Como ya lo informáramos, el autor del proyecto, el diputado Gonzalo Domínguez de San Martín, expuso que descubrió la situación mientras visitaba la Escuela de la Bendición en el norte de la provincia. Con la ayuda de un equipo técnico constató que «el agua, tanto superficial como subterránea, está totalmente en muy mal estado», alertó.
Domínguez explicó que el fenómeno se agrava por el crecimiento urbano sin infraestructura sanitaria del lado boliviano. «Yacuiba ha crecido exponencialmente, tiene más de 120.000 habitantes, rutas nuevas, estadios, pero se olvidaron de las cloacas. Todos los desechos son arrojados de forma directa. Se transformó en un arroyo de aguas negras que atraviesa nuestras comunidades: El Sauzal, Arenales, Montesinaí, el Sector 5», detalló. Salvador Mazza, por su parte, tiene una población estimada en 28.000 personas, sin capacidad suficiente para enfrentar el impacto.

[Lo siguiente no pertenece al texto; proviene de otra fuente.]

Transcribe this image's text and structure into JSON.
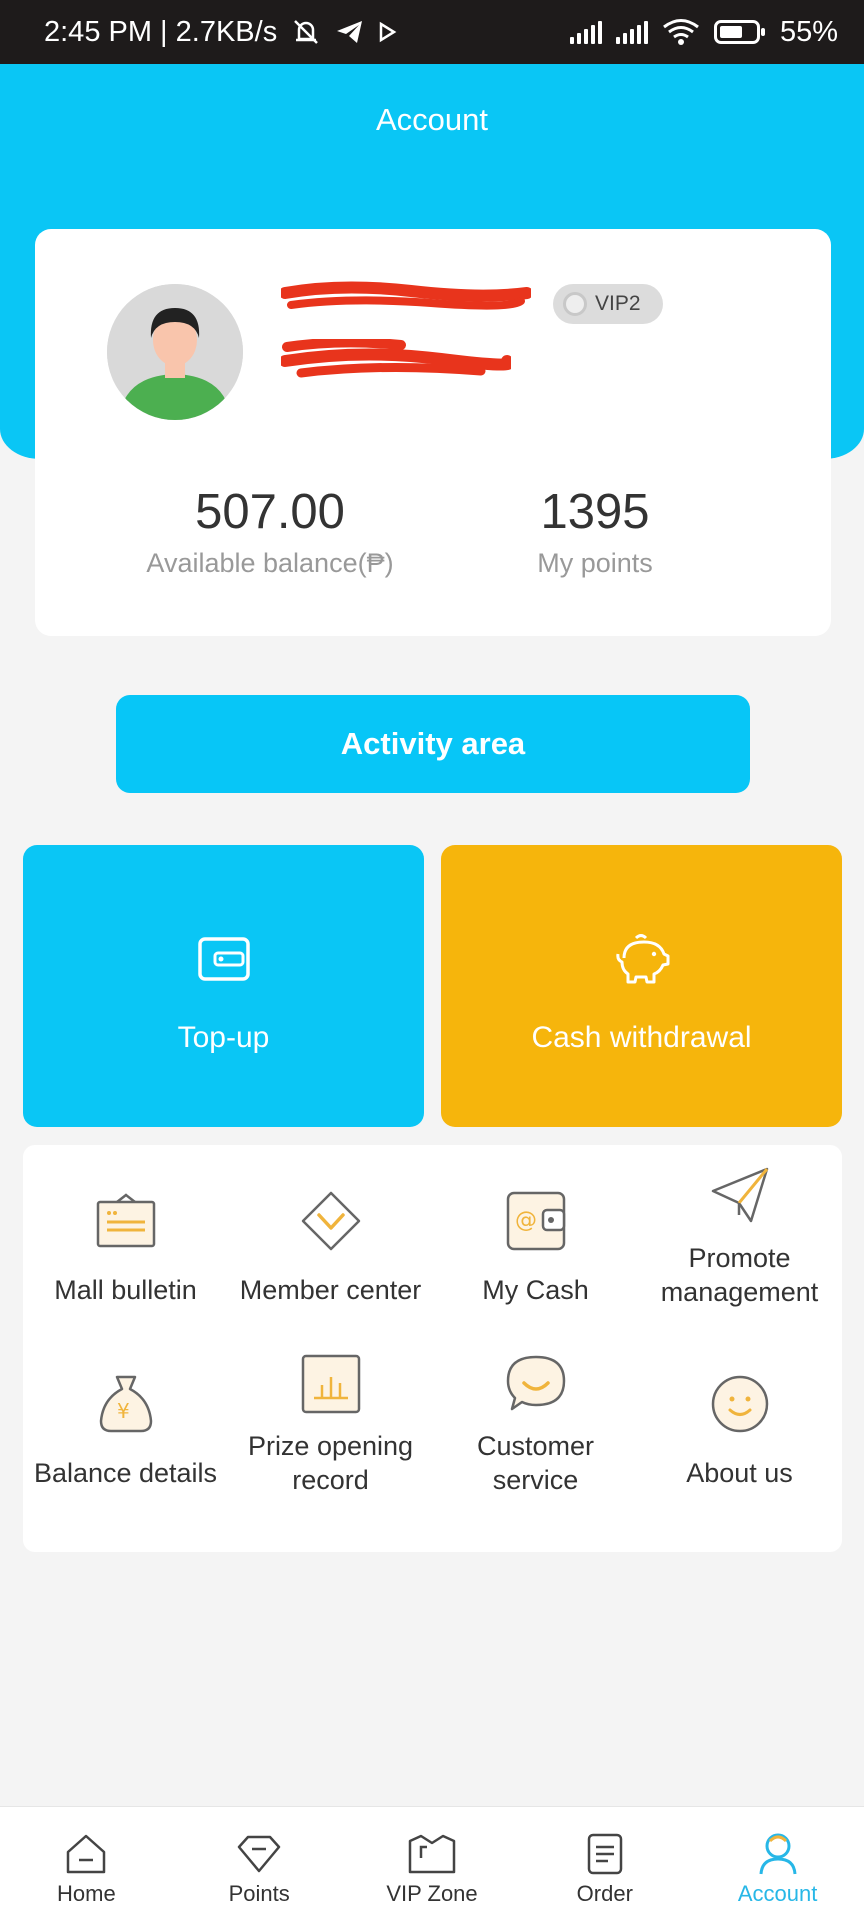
{
  "status_bar": {
    "time_speed": "2:45 PM | 2.7KB/s",
    "battery": "55%"
  },
  "header": {
    "title": "Account"
  },
  "profile": {
    "vip_level": "VIP2",
    "balance_value": "507.00",
    "balance_label": "Available balance(₱)",
    "points_value": "1395",
    "points_label": "My points"
  },
  "activity": {
    "label": "Activity area"
  },
  "tiles": {
    "topup": "Top-up",
    "cash_withdrawal": "Cash withdrawal"
  },
  "menu": {
    "items": [
      {
        "label": "Mall bulletin",
        "icon": "bulletin-board-icon"
      },
      {
        "label": "Member center",
        "icon": "diamond-chevron-icon"
      },
      {
        "label": "My Cash",
        "icon": "wallet-icon"
      },
      {
        "label": "Promote management",
        "icon": "paper-plane-icon"
      },
      {
        "label": "Balance details",
        "icon": "money-bag-icon"
      },
      {
        "label": "Prize opening record",
        "icon": "bar-chart-icon"
      },
      {
        "label": "Customer service",
        "icon": "chat-smile-icon"
      },
      {
        "label": "About us",
        "icon": "smiley-icon"
      }
    ]
  },
  "nav": {
    "items": [
      {
        "label": "Home"
      },
      {
        "label": "Points"
      },
      {
        "label": "VIP Zone"
      },
      {
        "label": "Order"
      },
      {
        "label": "Account"
      }
    ],
    "active_index": 4
  },
  "colors": {
    "primary": "#0AC6F5",
    "accent_orange": "#F6B50C",
    "icon_orange": "#F0B43C",
    "redaction": "#E8341C"
  }
}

«Esto es un atentado ambiental y sanitario. Literalmente vemos viajar la materia fecal. Es tremendo. Tengo videos e imágenes que lo muestran. Y la gente vive ahí. Es una situación inhumana», advirtió. También remarcó que no se trata de romper relaciones con Bolivia, sino de exigir cooperación binacional: «Pedimos humanidad y dignidad para nuestra gente. Que la Cancillería actúe, que haya un acuerdo bilateral que nos permita vivir bien a ambas comunidades, de un lado y del otro».
En ese sentido, también subrayó: «Salvador Mazza es donde comienza el Departamento San Martín, donde comienza la provincia de Salta y donde comienza la República Argentina. No podemos seguir ignorando esta realidad».
El legislador insistió en la necesidad de que el Estado nacional y la provincia implementen una solución concreta, que incluya monitoreo ambiental, concientización social, y la construcción de plantas de tratamiento. El proyecto de Declaración aprobado busca poner el tema en agenda nacional. «No quiero volver a Salvador Mazza con una hoja. Quiero volver con soluciones. Esa gente vive muy mal. Necesitamos respuestas, no palabras lindas en boca de políticos», concluyó.